Do you know what it means when something is Kung Pao? I did not. So I looked it up, after making a joke about Kung Pao Chicken and then realizing I had no idea what Kung Pao Chicken was, or Kung Pao anything. To Kung Pao something is to stir fry to deep fry something, and then serve it with a spicy sauce….and sometimes peanuts.
I love Kung Pao! I had no idea how much so. The most classic thing to Kung Pao (acknowledging that Kung Pao may not be an accepted verb, but also that maybe it should be) is chicken. Kung Pao is a Sichuan-originated dish, and classically gets its heat from either Sichuan peppercorns or actual chili peppers, or in some cases a tongue-burning combo of the two.
And then of course the dish has been Westernized, with less heat, and other sources of heat besides the traditional Sichuan peppers, and the addition of orange juice and cornstarch and such. Anyway, in reading up a bit on it, I realized that we definitely need more Kung Pao in our lives, traditional or Westernized, and then I also started thinking about other things to Kung Pao. And happened to have some freaking huge Brussels sprouts.
Let it be said quickly that I will be making some version of Kung Pao chicken in the very near future, and that my children will look forward to that greatly (they did like these, but they will be more excited for the chicken version). But let it also be said (I sound like I should be standing on a wooden crate yelling, “Hear ye, hear ye!” instead of sitting in my underwear eating Brussels sprouts and typing furiously) that these were awesome. Do you see the serving yield? Do you see how it says 2 to 4? I think you can probably guess that I ate half of these, and that is my subtle way of acknowledging it.
I didn’t have the traditional chili peppers or Sichuan peppercorns (which I find a bit overpowering), so I reached for my trusty bottle of Gochujang sauce (a Korean hot sauce; it is also commonly available as a paste). Any hot sauce will do, Sriracha is great, and red pepper flakes will also work just fine.
Look at the size of these Brussels—insane, no? I cut them in half, since they would need to be cut before eating anyway. If you get more normal sized Brussels sprouts you can decide halved or whole, and if you get those cute tiny ones, just leave them intact. Start checking them after 20 minutes, or even earlier if you like your Brussels sprouts on the firmer side.
More Brussels Sprouts Recipes:
- Warm Brussels Sprouts with Bacon and Mustard Vinaigrette
- Roasted Cauliflower, Brussels Sprouts and Leeks with Spicy Drizzle
- Shredded Sauteed Brussels Sprouts
- White Bean and Roasted Cauliflower Spread with Sauteed Brussels Sprouts
- Pan Roasted Brussels Sprouts with Chorizo and Toasted Bread Crumbs
- Warm Brussels Sprouts Salad with Anchovy Vinaigrette
Kung Pao Brussels Sprouts
- 2 pounds Brussels sprouts halved if large
- 3 tablespoons vegetable or canola oil divided
- Kosher salt and freshly ground pepper to taste
- 1 tablespoon minced garlic
- 6 scallions chopped
- 1 tablespoon ginger
- 1 teaspoon Gochujang or Sriracha sauce
- ¼ cup less sodium soy sauce
- 2 tablespoons honey
- 1 tablespoon rice vinegar
- ¼ cup crushed peanuts to serve, approximately
- Preheat the oven to 425°F. Place the Brussels sprouts on a rimmed baking sheet and drizzle with 2 tablespoons oil, toss then spread out on the baking sheet. Season with salt and pepper and roast for 20 to 25 minutes until tender and the edges are browned.

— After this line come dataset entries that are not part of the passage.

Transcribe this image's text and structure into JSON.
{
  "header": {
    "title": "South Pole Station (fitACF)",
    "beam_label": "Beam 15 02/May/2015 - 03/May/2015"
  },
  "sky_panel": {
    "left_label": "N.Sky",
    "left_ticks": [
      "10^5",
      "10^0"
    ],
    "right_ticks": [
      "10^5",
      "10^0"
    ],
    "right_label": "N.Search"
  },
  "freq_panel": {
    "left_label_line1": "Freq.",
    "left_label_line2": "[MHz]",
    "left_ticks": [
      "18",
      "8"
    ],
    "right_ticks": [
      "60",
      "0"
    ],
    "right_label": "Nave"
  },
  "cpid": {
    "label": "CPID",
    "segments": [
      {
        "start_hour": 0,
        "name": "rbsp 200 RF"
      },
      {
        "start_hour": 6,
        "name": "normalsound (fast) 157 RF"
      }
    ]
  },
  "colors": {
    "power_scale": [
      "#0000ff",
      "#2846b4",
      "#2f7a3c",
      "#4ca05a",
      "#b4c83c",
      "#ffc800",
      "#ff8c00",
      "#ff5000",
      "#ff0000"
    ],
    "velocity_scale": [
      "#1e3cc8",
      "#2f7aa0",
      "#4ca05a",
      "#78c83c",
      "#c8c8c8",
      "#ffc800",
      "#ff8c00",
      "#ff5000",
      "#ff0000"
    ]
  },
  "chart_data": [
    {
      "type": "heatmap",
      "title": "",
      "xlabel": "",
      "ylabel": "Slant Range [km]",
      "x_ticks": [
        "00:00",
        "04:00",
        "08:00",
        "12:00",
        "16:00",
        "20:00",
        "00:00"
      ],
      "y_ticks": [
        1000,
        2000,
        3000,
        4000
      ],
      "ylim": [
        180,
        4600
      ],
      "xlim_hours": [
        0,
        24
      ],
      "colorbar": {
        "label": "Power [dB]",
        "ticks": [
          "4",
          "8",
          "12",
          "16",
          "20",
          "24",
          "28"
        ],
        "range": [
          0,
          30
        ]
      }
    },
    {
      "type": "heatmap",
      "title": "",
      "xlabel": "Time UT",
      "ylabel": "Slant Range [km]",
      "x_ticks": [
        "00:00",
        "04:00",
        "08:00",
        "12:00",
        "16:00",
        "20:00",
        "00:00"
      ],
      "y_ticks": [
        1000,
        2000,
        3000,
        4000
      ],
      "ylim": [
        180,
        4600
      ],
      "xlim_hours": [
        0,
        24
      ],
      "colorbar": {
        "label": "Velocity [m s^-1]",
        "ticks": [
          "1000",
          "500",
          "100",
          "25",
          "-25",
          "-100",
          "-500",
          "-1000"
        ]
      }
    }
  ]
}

- Meanwhile, heat the remaining tablespoon of oil in a small saucepan or skillet over medium heat and add the garlic, scallions and ginger. Stir for 60 seconds until you can smell the garlic and ginger, then add the hot sauce, soy sauce, honey and vinegar and bring to a simmer.
- When the Brussels sprouts are cooked, pour the sauce over and stir to coat them. Transfer to a bowl and top with the crushed peanuts.